Bluetooth ‘Joke’ Grounds United Flight

A United Airlines flight from Newark to Palma de Mallorca was forced to return to the airport and evacuate all passengers after a discoverable Bluetooth speaker was named with a ‘four-letter word’ (widely speculated to be ‘bomb’), triggering a full security sweep of the aircraft and cargo area.

California Bans AI Chatbot Toys

The California Senate unanimously passed SB 867, establishing a first-in-the-nation four-year moratorium on the sale and manufacture of AI chatbot toys for minors. The ban follows reports of AI toys engaging in sexually explicit conversations and providing instructions on accessing hazardous household items.

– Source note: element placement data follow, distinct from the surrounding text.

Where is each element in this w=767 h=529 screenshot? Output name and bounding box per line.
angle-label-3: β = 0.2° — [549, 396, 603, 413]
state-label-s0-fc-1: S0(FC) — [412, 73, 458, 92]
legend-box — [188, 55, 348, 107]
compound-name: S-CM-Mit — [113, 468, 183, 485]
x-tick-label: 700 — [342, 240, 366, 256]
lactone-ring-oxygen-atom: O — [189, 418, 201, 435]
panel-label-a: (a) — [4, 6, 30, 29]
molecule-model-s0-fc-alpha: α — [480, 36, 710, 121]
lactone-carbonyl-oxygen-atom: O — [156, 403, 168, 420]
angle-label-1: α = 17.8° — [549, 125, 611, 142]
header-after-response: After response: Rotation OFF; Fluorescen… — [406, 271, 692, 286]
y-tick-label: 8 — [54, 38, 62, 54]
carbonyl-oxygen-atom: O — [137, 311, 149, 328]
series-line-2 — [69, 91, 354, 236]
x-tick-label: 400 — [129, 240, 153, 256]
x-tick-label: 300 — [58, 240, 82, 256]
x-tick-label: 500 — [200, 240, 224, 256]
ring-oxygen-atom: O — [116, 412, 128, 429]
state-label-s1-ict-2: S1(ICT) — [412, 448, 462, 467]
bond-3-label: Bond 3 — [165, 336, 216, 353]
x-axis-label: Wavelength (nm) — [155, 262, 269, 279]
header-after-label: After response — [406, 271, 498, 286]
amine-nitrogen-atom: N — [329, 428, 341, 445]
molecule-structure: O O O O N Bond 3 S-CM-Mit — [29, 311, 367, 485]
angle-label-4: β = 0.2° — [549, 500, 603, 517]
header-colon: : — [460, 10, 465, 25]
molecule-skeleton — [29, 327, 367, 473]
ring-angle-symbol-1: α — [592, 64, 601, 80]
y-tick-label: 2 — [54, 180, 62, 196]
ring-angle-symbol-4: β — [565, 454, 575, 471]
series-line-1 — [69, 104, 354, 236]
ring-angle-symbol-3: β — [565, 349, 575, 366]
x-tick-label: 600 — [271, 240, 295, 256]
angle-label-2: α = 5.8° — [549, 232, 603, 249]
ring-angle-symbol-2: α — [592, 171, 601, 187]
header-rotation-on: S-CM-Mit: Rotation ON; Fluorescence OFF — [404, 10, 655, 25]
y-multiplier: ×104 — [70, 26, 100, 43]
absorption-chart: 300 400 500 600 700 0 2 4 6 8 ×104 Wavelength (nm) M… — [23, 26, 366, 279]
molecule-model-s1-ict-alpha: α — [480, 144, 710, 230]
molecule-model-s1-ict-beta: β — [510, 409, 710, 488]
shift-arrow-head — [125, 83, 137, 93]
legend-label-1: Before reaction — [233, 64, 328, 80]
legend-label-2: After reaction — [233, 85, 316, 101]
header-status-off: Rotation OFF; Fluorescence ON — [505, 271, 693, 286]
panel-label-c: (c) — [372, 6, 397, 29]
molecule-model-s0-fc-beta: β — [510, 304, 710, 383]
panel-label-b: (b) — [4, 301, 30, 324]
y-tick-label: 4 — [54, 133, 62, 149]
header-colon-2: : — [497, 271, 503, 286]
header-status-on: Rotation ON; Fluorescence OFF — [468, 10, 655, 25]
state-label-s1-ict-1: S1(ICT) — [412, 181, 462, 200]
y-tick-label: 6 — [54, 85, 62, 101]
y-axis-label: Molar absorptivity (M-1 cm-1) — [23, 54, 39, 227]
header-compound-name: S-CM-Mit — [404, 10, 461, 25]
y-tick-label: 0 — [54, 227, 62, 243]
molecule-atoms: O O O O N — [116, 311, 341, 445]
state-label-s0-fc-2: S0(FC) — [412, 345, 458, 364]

GitHub Copilot Shifts to Token-Based Billing

GitHub Copilot is replacing its flat subscription model with a token-usage billing system starting June 1. Some developers report projected cost increases from $29 per month to as much as $750 or $3,000, sparking backlash against what users call ‘vibe-coding’ costs.

Microsoft to ‘Brick’ Office 2019 for Mac

Microsoft will remotely degrade Office 2019 for Mac, iPhone, and iPad to a ‘view-only’ mode on July 13, 2026, due to an expiring license-validation certificate. Users have no update path to prevent this, effectively ending the functionality of the perpetual license despite previous assurances that the software would ‘continue to function.’

Datacenter GPU Hack for Local LLMs

A developer successfully integrated a 2017 Tesla V100 datacenter GPU into a gaming PC using a £50 adapter and custom PWM fan wiring. This setup allows running high-parameter models (like Qwen3.6-27B) locally at 32 tokens per second, providing a low-cost alternative to expensive 32GB+ consumer GPUs.

Wayland Transition Threatens Accessibility Tools

The transition to Wayland-only desktops in Linux (with KDE Plasma removing X11 support by early 2027) is effectively locking out users of advanced accessibility software like Talon Voice. Wayland’s security architecture currently lacks the necessary APIs for the deep system integration required for hands-free input and screen-based OCR control.

Cloudflare Turnstile Now Requires WebGL Fingerprinting

Cloudflare Turnstile has begun requiring WebGL renderer information to verify humans, effectively banning WebKitGTK browsers that block such fingerprinting. This move signals a shift toward more aggressive device tracking to combat bots, potentially impacting privacy-conscious users.